Saturday, August 6, 2022

How to Tell If Your Cat Is Plotting to Kill You by Matthew Inman

 

I'm on the verge of finishing my next book and whenever that happens, I kind of get reading-fatigued (because I'm reading my own book literally hundreds of times, over and over), but I still also want to read, which is why I tend to turn to comics. Then I'm still reading stories but there aren't as many words. So it's like, I'm giving my brain a little bit of a staycation.

I've been following the Oatmeal for years and I love his weird, inappropriate humor. Sometimes he is a little too gross/crude for me, but for the most part, I feel like he has a good feel for where "the line" is, which is why I'm kind of shocked that this book had so many awful reviews on Amazon. I guess people didn't like the sex jokes or the "how to know if your cat is a raging homosexual" portions of this comic, but here's the thing-- he's never SUPER explicit and he doesn't punch down, so it doesn't bother me. I guess I could see how people might not like the gay jokes because they resort to stereotypes, but I personally didn't think he was trying to be dehumanizing or demeaning. YMMV.

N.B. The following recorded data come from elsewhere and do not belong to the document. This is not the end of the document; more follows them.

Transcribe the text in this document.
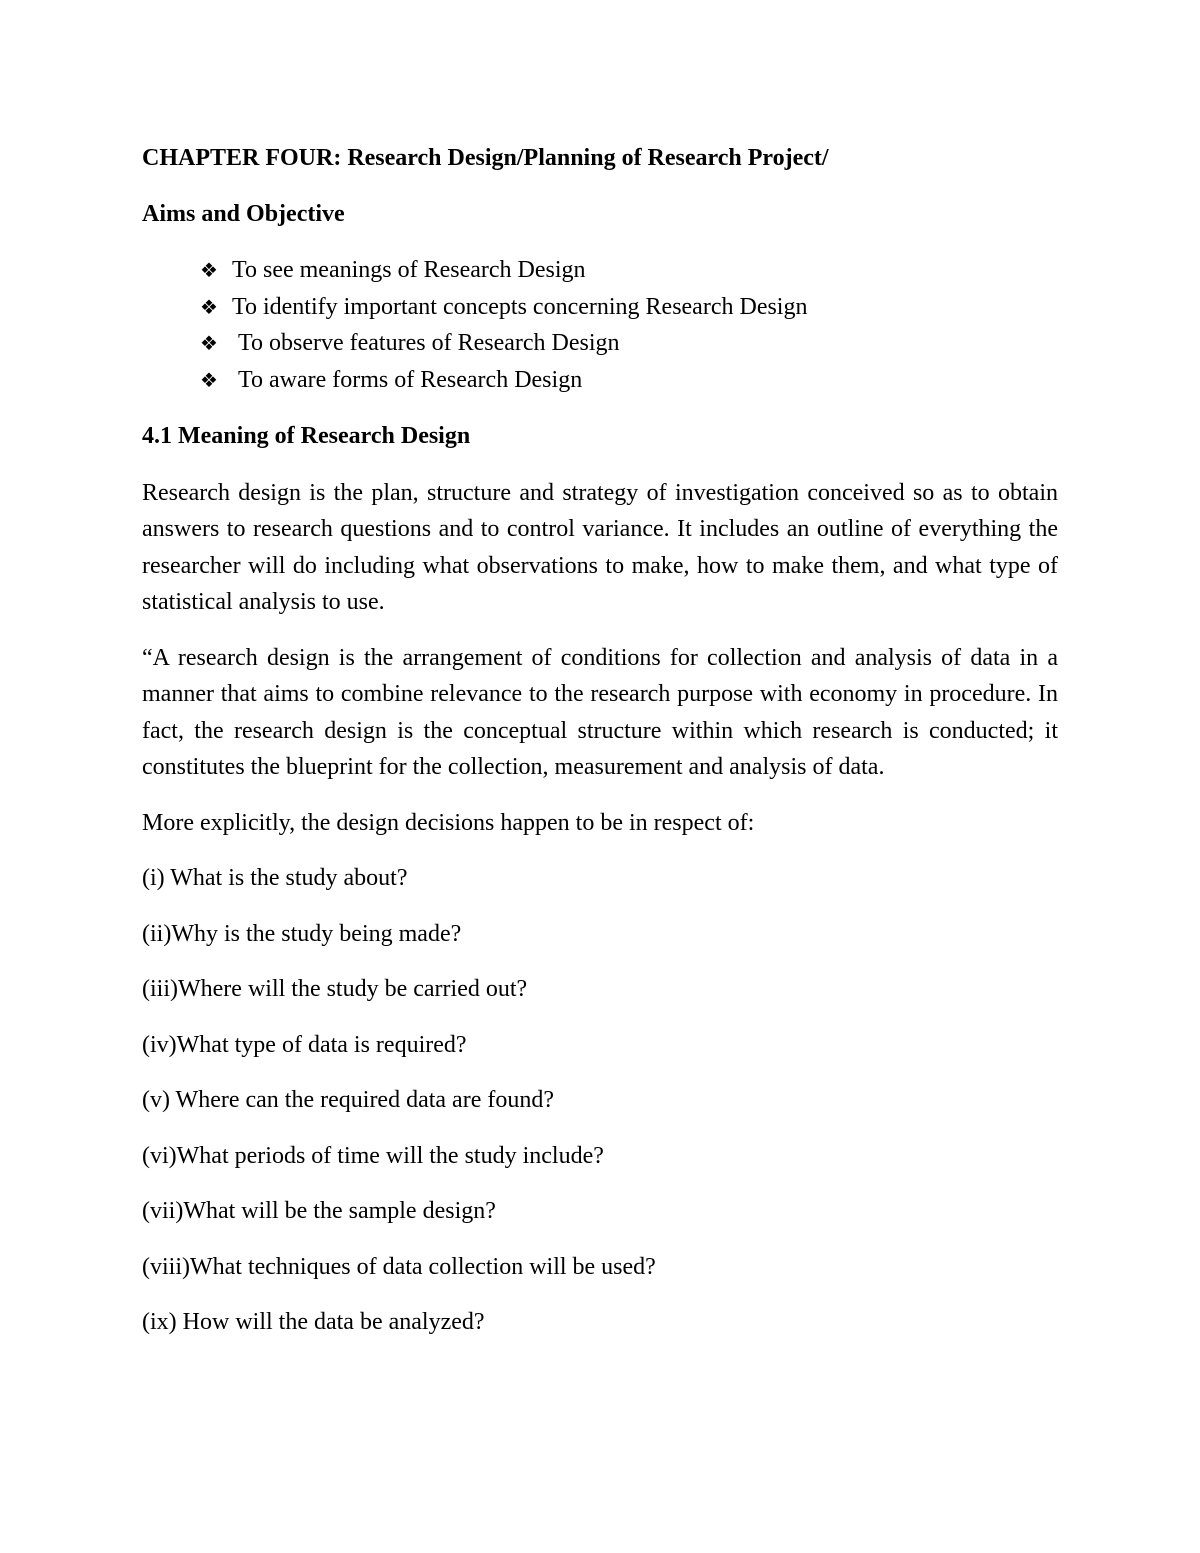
CHAPTER FOUR: Research Design/Planning of Research Project/
Aims and Objective
❖ To see meanings of Research Design
❖ To identify important concepts concerning Research Design
❖ To observe features of Research Design
❖ To aware forms of Research Design
4.1 Meaning of Research Design

Research design is the plan, structure and strategy of investigation conceived so as to obtain answers to research questions and to control variance. It includes an outline of everything the researcher will do including what observations to make, how to make them, and what type of statistical analysis to use.

“A research design is the arrangement of conditions for collection and analysis of data in a manner that aims to combine relevance to the research purpose with economy in procedure. In fact, the research design is the conceptual structure within which research is conducted; it constitutes the blueprint for the collection, measurement and analysis of data.

More explicitly, the design decisions happen to be in respect of:

(i) What is the study about?

(ii)Why is the study being made?

(iii)Where will the study be carried out?

(iv)What type of data is required?

(v) Where can the required data are found?

(vi)What periods of time will the study include?

(vii)What will be the sample design?

(viii)What techniques of data collection will be used?

(ix) How will the data be analyzed?
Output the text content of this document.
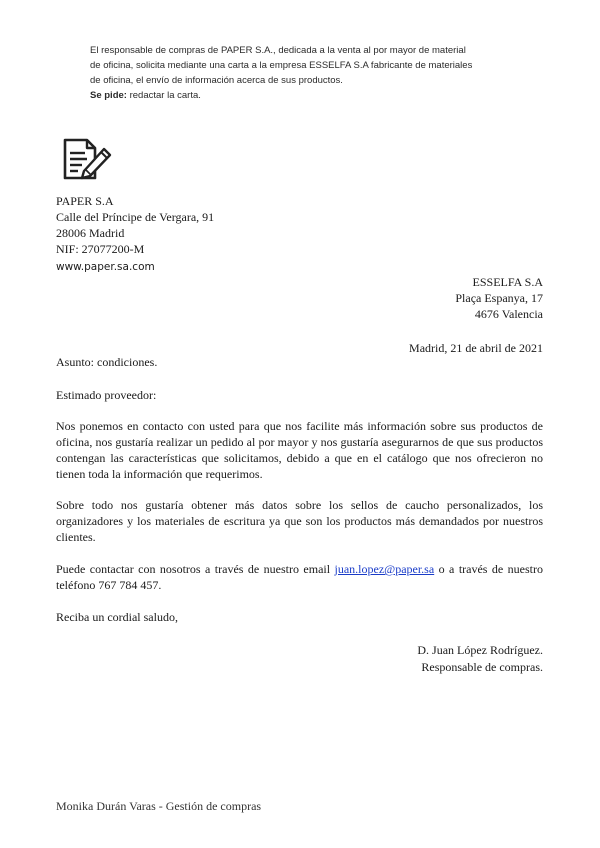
El responsable de compras de PAPER S.A., dedicada a la venta al por mayor de material

de oficina, solicita mediante una carta a la empresa ESSELFA S.A fabricante de materiales

de oficina, el envío de información acerca de sus productos.

Se pide: redactar la carta.

PAPER S.A
Calle del Príncipe de Vergara, 91
28006 Madrid
NIF: 27077200-M
www.paper.sa.com
ESSELFA S.A
Plaça Espanya, 17
4676 Valencia
Madrid, 21 de abril de 2021

Asunto: condiciones.

Estimado proveedor:

Nos ponemos en contacto con usted para que nos facilite más información sobre sus productos de oficina, nos gustaría realizar un pedido al por mayor y nos gustaría asegurarnos de que sus productos contengan las características que solicitamos, debido a que en el catálogo que nos ofrecieron no tienen toda la información que requerimos.

Sobre todo nos gustaría obtener más datos sobre los sellos de caucho personalizados, los organizadores y los materiales de escritura ya que son los productos más demandados por nuestros clientes.

Puede contactar con nosotros a través de nuestro email juan.lopez@paper.sa o a través de nuestro teléfono 767 784 457.

Reciba un cordial saludo,

D. Juan López Rodríguez.
Responsable de compras.
Monika Durán Varas - Gestión de compras
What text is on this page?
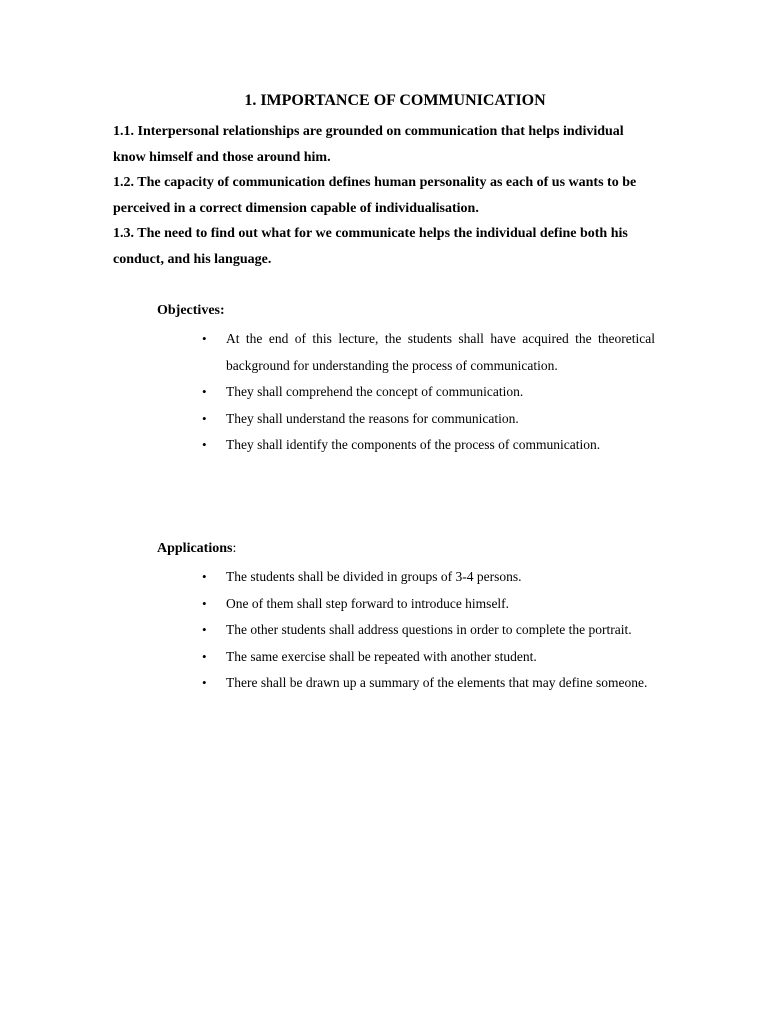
1. IMPORTANCE OF COMMUNICATION

1.1. Interpersonal relationships are grounded on communication that helps individual know himself and those around him.

1.2. The capacity of communication defines human personality as each of us wants to be perceived in a correct dimension capable of individualisation.

1.3. The need to find out what for we communicate helps the individual define both his conduct, and his language.

Objectives:

• At the end of this lecture, the students shall have acquired the theoretical background for understanding the process of communication.
• They shall comprehend the concept of communication.
• They shall understand the reasons for communication.
• They shall identify the components of the process of communication.

Applications:

• The students shall be divided in groups of 3-4 persons.
• One of them shall step forward to introduce himself.
• The other students shall address questions in order to complete the portrait.
• The same exercise shall be repeated with another student.
• There shall be drawn up a summary of the elements that may define someone.
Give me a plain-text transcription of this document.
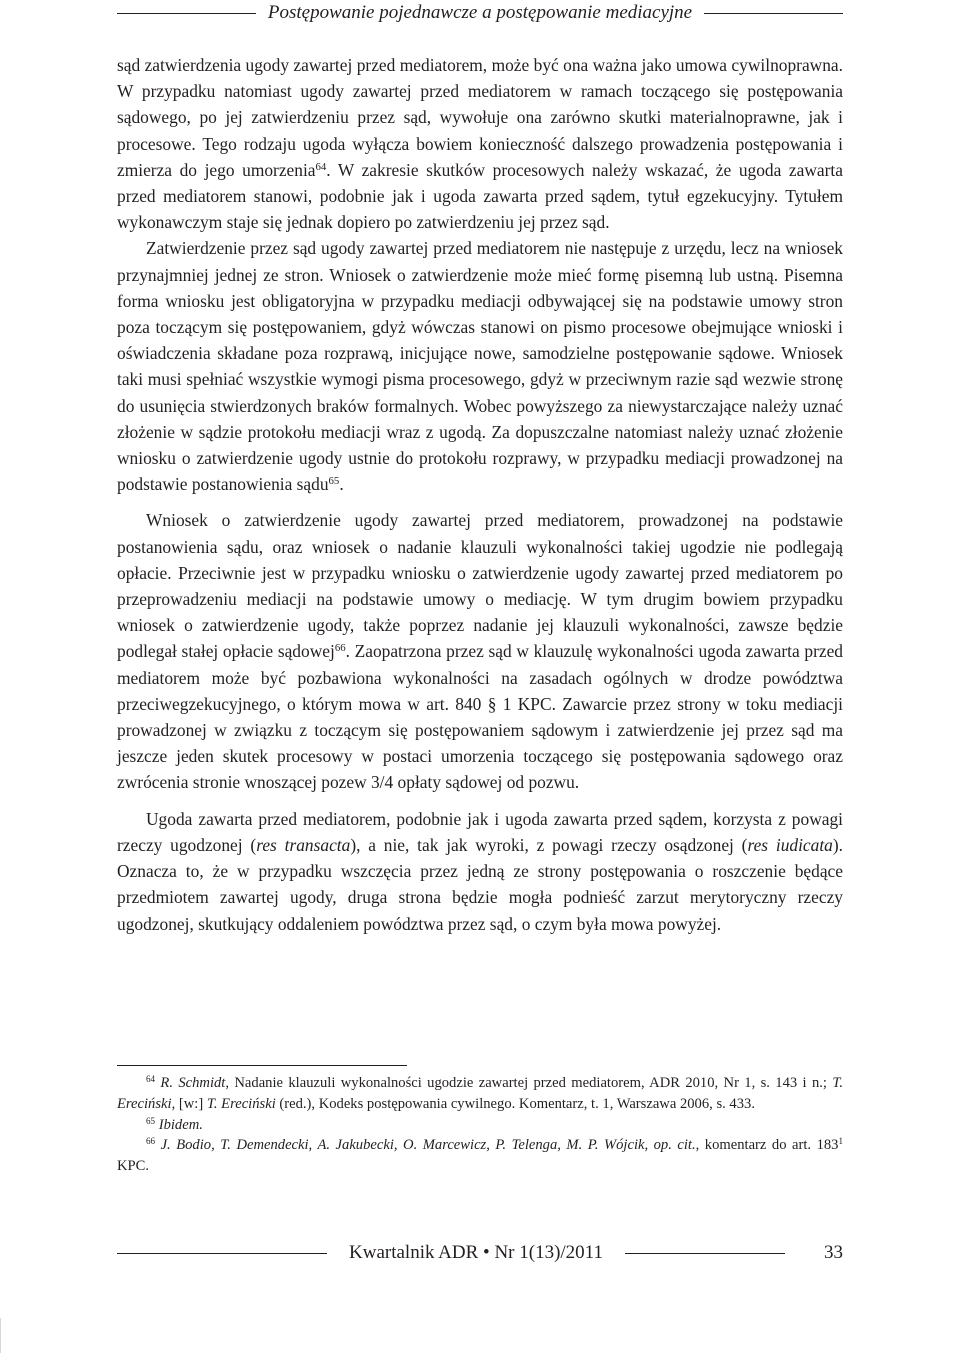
Postępowanie pojednawcze a postępowanie mediacyjne

sąd zatwierdzenia ugody zawartej przed mediatorem, może być ona ważna jako umowa cywilnoprawna. W przypadku natomiast ugody zawartej przed mediatorem w ramach toczącego się postępowania sądowego, po jej zatwierdzeniu przez sąd, wywołuje ona zarówno skutki materialnoprawne, jak i procesowe. Tego rodzaju ugoda wyłącza bowiem konieczność dalszego prowadzenia postępowania i zmierza do jego umorzenia$^{64}$. W zakresie skutków procesowych należy wskazać, że ugoda zawarta przed mediatorem stanowi, podobnie jak i ugoda zawarta przed sądem, tytuł egzekucyjny. Tytułem wykonawczym staje się jednak dopiero po zatwierdzeniu jej przez sąd.

Zatwierdzenie przez sąd ugody zawartej przed mediatorem nie następuje z urzędu, lecz na wniosek przynajmniej jednej ze stron. Wniosek o zatwierdzenie może mieć formę pisemną lub ustną. Pisemna forma wniosku jest obligatoryjna w przypadku mediacji odbywającej się na podstawie umowy stron poza toczącym się postępowaniem, gdyż wówczas stanowi on pismo procesowe obejmujące wnioski i oświadczenia składane poza rozprawą, inicjujące nowe, samodzielne postępowanie sądowe. Wniosek taki musi spełniać wszystkie wymogi pisma procesowego, gdyż w przeciwnym razie sąd wezwie stronę do usunięcia stwierdzonych braków formalnych. Wobec powyższego za niewystarczające należy uznać złożenie w sądzie protokołu mediacji wraz z ugodą. Za dopuszczalne natomiast należy uznać złożenie wniosku o zatwierdzenie ugody ustnie do protokołu rozprawy, w przypadku mediacji prowadzonej na podstawie postanowienia sądu$^{65}$.

Wniosek o zatwierdzenie ugody zawartej przed mediatorem, prowadzonej na podstawie postanowienia sądu, oraz wniosek o nadanie klauzuli wykonalności takiej ugodzie nie podlegają opłacie. Przeciwnie jest w przypadku wniosku o zatwierdzenie ugody zawartej przed mediatorem po przeprowadzeniu mediacji na podstawie umowy o mediację. W tym drugim bowiem przypadku wniosek o zatwierdzenie ugody, także poprzez nadanie jej klauzuli wykonalności, zawsze będzie podlegał stałej opłacie sądowej$^{66}$. Zaopatrzona przez sąd w klauzulę wykonalności ugoda zawarta przed mediatorem może być pozbawiona wykonalności na zasadach ogólnych w drodze powództwa przeciwegzekucyjnego, o którym mowa w art. 840 § 1 KPC. Zawarcie przez strony w toku mediacji prowadzonej w związku z toczącym się postępowaniem sądowym i zatwierdzenie jej przez sąd ma jeszcze jeden skutek procesowy w postaci umorzenia toczącego się postępowania sądowego oraz zwrócenia stronie wnoszącej pozew 3/4 opłaty sądowej od pozwu.

Ugoda zawarta przed mediatorem, podobnie jak i ugoda zawarta przed sądem, korzysta z powagi rzeczy ugodzonej (res transacta), a nie, tak jak wyroki, z powagi rzeczy osądzonej (res iudicata). Oznacza to, że w przypadku wszczęcia przez jedną ze strony postępowania o roszczenie będące przedmiotem zawartej ugody, druga strona będzie mogła podnieść zarzut merytoryczny rzeczy ugodzonej, skutkujący oddaleniem powództwa przez sąd, o czym była mowa powyżej.

$^{64}$ R. Schmidt, Nadanie klauzuli wykonalności ugodzie zawartej przed mediatorem, ADR 2010, Nr 1, s. 143 i n.; T. Ereciński, [w:] T. Ereciński (red.), Kodeks postępowania cywilnego. Komentarz, t. 1, Warszawa 2006, s. 433.

$^{65}$ Ibidem.

$^{66}$ J. Bodio, T. Demendecki, A. Jakubecki, O. Marcewicz, P. Telenga, M. P. Wójcik, op. cit., komentarz do art. $183^1$ KPC.

Kwartalnik ADR • Nr 1(13)/2011	33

Most of these comics are on his website, so there isn't a ton of new material. You're basically paying to support the author and to have a personal copy of his best-cat hits. As a cat owner myself, a lot of the cat jokes were pretty on point. My favorite comics were two of the more wholesome ones: if humans acted like cats and this other one about a kitty who was desperate for attention/petting. The Oatmeal is an adult comic book illustrator so these books definitely aren't for kids, and whether you'll be offended or not by these panels is really up to you and your personal standards for crude and rude, but I thought it was a fun, quick read. I wouldn't buy it, probably; some of his other collections are better.